Computer scientists can develop algorithms to facilitate many responsible AI practices — Cheng has addressed cyberbullying and online hate and the detection of fake news, among other topics. But successfully implementing responsible practices requires collaboration with people from other disciplines, including social scientists and policymakers.
Common language can bridge gaps between fields. Cheng recently co-authored a book, “Socially Responsible AI: Theories and Practices,” in which she and her co-author Huan Liu, from Arizona State University, propose a common framework for cross-disciplinary discussion. Cheng also teaches a course on socially responsible AI, which she hopes instills these values in students and encourages more of them to pursue research in this area.

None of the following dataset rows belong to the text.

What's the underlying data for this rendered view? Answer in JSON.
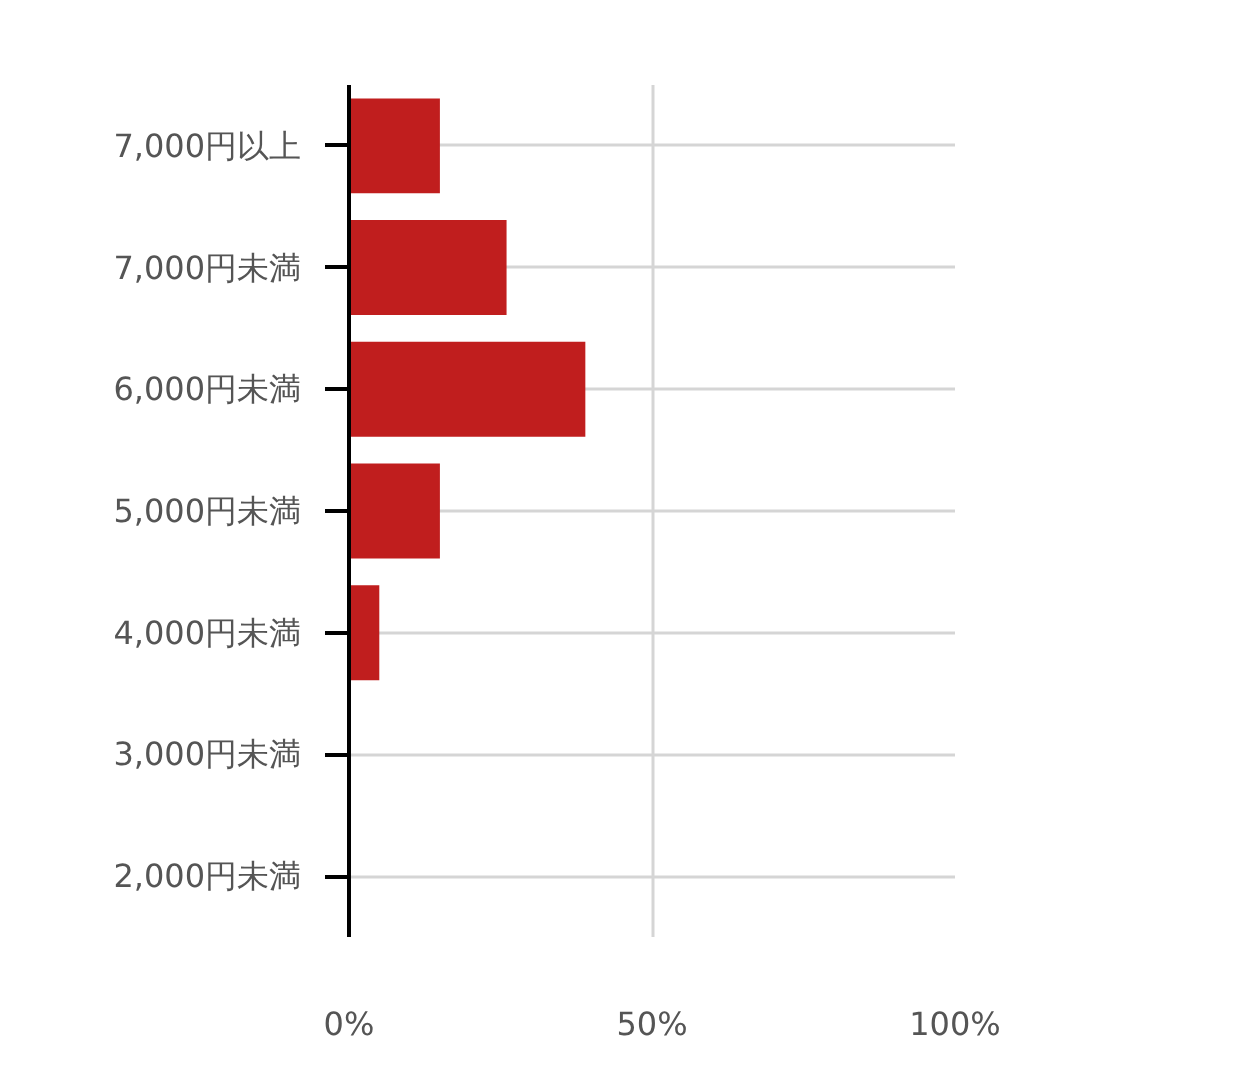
{
  "chart_data": {
    "type": "bar",
    "orientation": "horizontal",
    "categories": [
      "7,000円以上",
      "7,000円未満",
      "6,000円未満",
      "5,000円未満",
      "4,000円未満",
      "3,000円未満",
      "2,000円未満"
    ],
    "values": [
      15,
      26,
      39,
      15,
      5,
      0,
      0
    ],
    "color": "#c01e1e",
    "xlim": [
      0,
      100
    ],
    "xticks": [
      {
        "value": 0,
        "label": "0%"
      },
      {
        "value": 50,
        "label": "50%"
      },
      {
        "value": 100,
        "label": "100%"
      }
    ],
    "grid": true
  }
}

Ohannessian — the assistant professor of electrical and computer engineering, who last year earned a prestigious Faculty Early Career Development Program (CAREER) award from the National Science Foundation — also focuses on issues of fairness within algorithms. In fact, he leads a research group called Data, Information, and Computing, Equitably.
His students work on both the theory and practical applications of competitive algorithms — those adapting to the structure of data — and non-discriminatory algorithmic decisions. “When we talk about fairness in machine learning, we don’t want it to be only an academic question; we want to make sure it’s useful and relevant,” he says. Student projects have focused on vaccine distribution and discrimination in credit card algorithms, and recently Ohannessian helped the city of Chicago audit response times to 311 calls to ensure they were equitable.
With his CAREER grant, Ohannessian also focuses on education, teaching AI and data science at all levels. In doing so, he has two goals. Of course, he wants to encourage students to become researchers in this area — but he also hopes to engage the broader public. “People are scared of AI; often, people get scared of things they don’t really know,” he says. “Dissipating some of the vagueness can alleviate that fear.”